Artificial intelligence is a modern societies feature. You might have heard about Magenta or Deep dreams, AI which manages to create artworks such as pictures, sketches or music files from scratch. Well not exactly from scratch but after analyzing terabytes of the real composers’ notes, artists pictures and numbers. What is important about Magenta and Deep dreams is that by using the algorithms and logical connections AI becomes able to create another program or physical object, it can learn and, probably think. In this article, we shall have a look at some machine learning projects that you can try out
Machine learning can be called an application of AI based on the idea that we should really just be able to give machines access to data and let them learn for themselves.
Some call Machine learning models black boxes, as they receive tons of data and provide the user with a very accurate answer, usually without any explanation. Despite all concerns, the machine learning by itself becomes more and more popular.
Machine learning is a discipline that began in the 18th century as part of the theory of statistics. But today it is relevant as never before.
Machine learning is a process in which the system processes a large number of examples, identifies patterns and uses them to predict the characteristics of new data. Amazon, eBay most relevant to your product offers, youtube recommendations all of this programs are based on Machine learning when a program analyses your last shopping history or your youtube video search and based on your preferences sends you the new offers. However, these examples are too boring and very used to, so I have collected 10 most outstanding Machine learning projects which were created by the 2018 year.
Library of words and text classification, created by Facebook Research. A very useful tool on web and application search, spam filtering, content ranking also in targeted marketing and sentiment analysis. The project is a mix of the most prosperous approaches of natural language processing and machine learning teams in the last 10 years.

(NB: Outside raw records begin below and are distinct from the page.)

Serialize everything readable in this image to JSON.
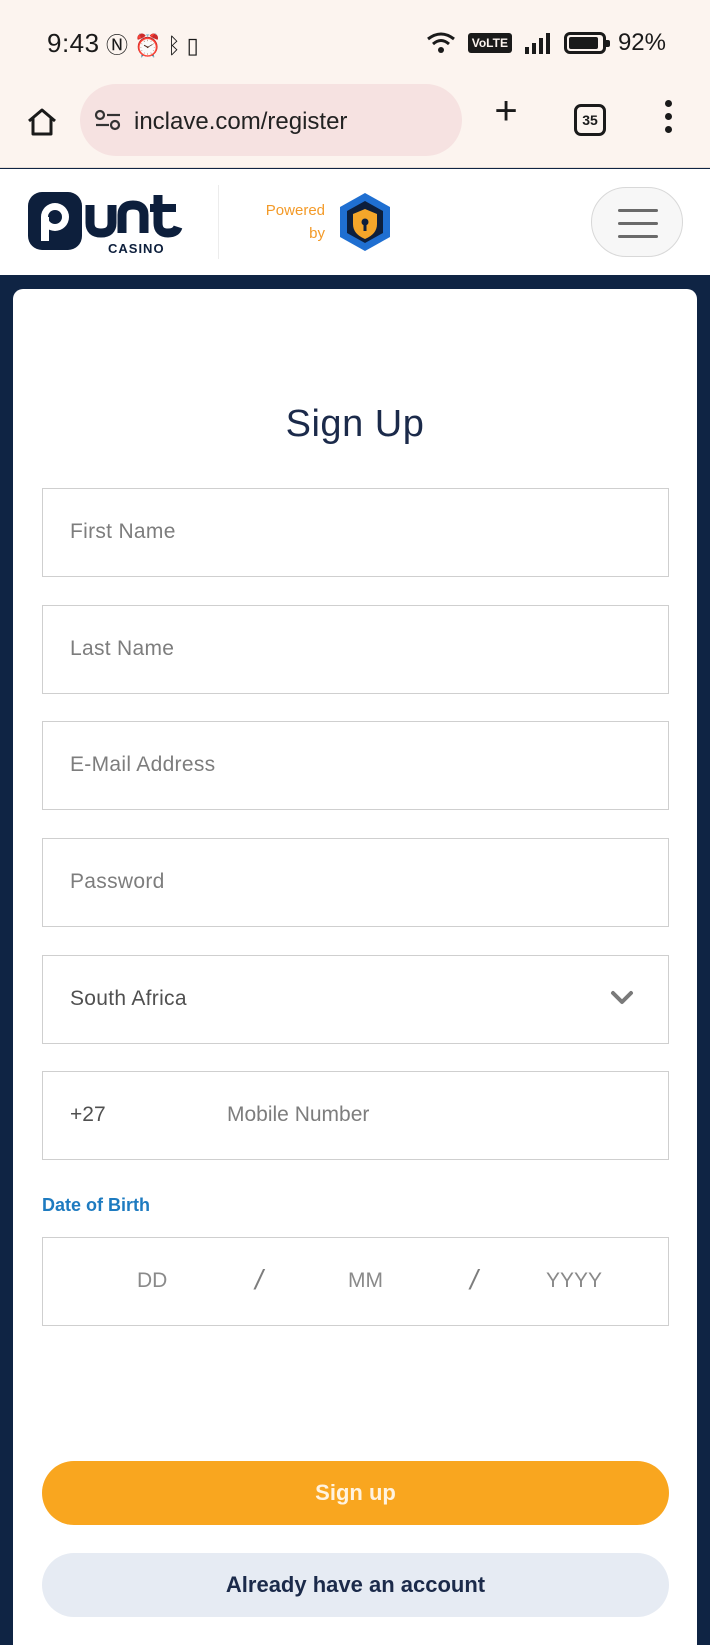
{
  "status_bar": {
    "time": "9:43",
    "icons_left": [
      "nfc-icon",
      "alarm-icon",
      "bluetooth-icon",
      "vibrate-icon"
    ],
    "volte": "VoLTE",
    "battery": "92%",
    "battery_level": 0.92
  },
  "browser": {
    "url": "inclave.com/register",
    "tab_count": "35"
  },
  "header": {
    "logo_text": "Punt",
    "logo_sub": "CASINO",
    "powered_line1": "Powered",
    "powered_line2": "by"
  },
  "form": {
    "title": "Sign Up",
    "first_name_placeholder": "First Name",
    "last_name_placeholder": "Last Name",
    "email_placeholder": "E-Mail Address",
    "password_placeholder": "Password",
    "country_value": "South Africa",
    "phone_prefix": "+27",
    "mobile_placeholder": "Mobile Number",
    "dob_label": "Date of Birth",
    "dob_day": "DD",
    "dob_month": "MM",
    "dob_year": "YYYY",
    "dob_separator": "/",
    "signup_label": "Sign up",
    "login_label": "Already have an account"
  },
  "colors": {
    "page_bg": "#0f2444",
    "accent": "#f9a61f",
    "link_blue": "#1e7bc0",
    "title": "#1b2a4a"
  }
}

2.Deep Photo style transfer.
Program for rendering photos with transferring styles using neural networks. Creator – Fujun Luan, a professor at Cornell University. Project very similar to deep dreams, when Machine takes your picture and applies different drawing styles such as cubism, surrealism and etc.
The easiest face recognition API for Python. Creator –Adam Gategay.
Project Magenta was launched in 2016 and now is known for generating its own musical compositions, images, drawings, and other materials. The most recent Magenta project is music composition, inspired by Beatles in collaboration with Sony, the composition’s name is simple: “Daddy’s car”
Library for the Machine Learning, which works in the browser. Creator – Nikhil Torat from Google Brain. A part of the TensorFlow.js ecosystem, this repo hosts @tensorflow/tfjs-core, the TensorFlow.js Core API, which provides low-level, hardware-accelerated linear algebra operations and an eager API for automatic differentiation. Deeplearn.js is an GPU license based open-source library which allows to train neural networks in a browser (Only Google Chrome initially )or run pre-trained models in inference mode.
It is a Python component of a DeepMinds’ of the strategic online game StarCraft II learning environment, abbreviation(SC2LE), which provides an interface for RL agents to interact with the game, get observations and send actions.
Image-to-image image transformation, created Jun-Yan Zhu a professor at the University of California at Berkeley and Taesung Park, in collaboration with Tongzhou Wang. PyTorch Image is able to transform horses into zebras, Monet paintings – in photography, the summer landscape – in winter, etc.
This is a simulator for drones, cars and more, built on Unreal Engine. As well as all here mentioned machine learning projects, this is an open-source cross-platform, which provides the user with physically and visually realistic simulations. Developed as an Unreal plugin, Airsim is used to test how safely autonomously operated vehicles, which use AI, can operate in a real world without danger for people and their property.
Abbreviated as T2T, it is a deep learning model’ and datasets library, created to make deep learning more accessible to accelerate Machine learning research .T2T is actively used and maintained by researchers and engineers within the Google Brain team and a community of users.
A dataset of Zalando’s article images—consisting of a training set of 60,000 examples and a test set of 10,000 examples.
All mentioned machine learning projects are just a drop of water in the ocean of digital technologies. Every year this list is supplemented by new discoveries. Companies are constantly improving their services to increase sales, provide the customer with quick and effective assistance, make more accurate predictions and perform those tasks that do not cause difficulties in humans. Machine learning is become extremely helpful in such a quest, first of all, that the internet is a virtually inexhaustible source of data needed and the human brain is an inexhaustible source of ideas how to incorporate this data.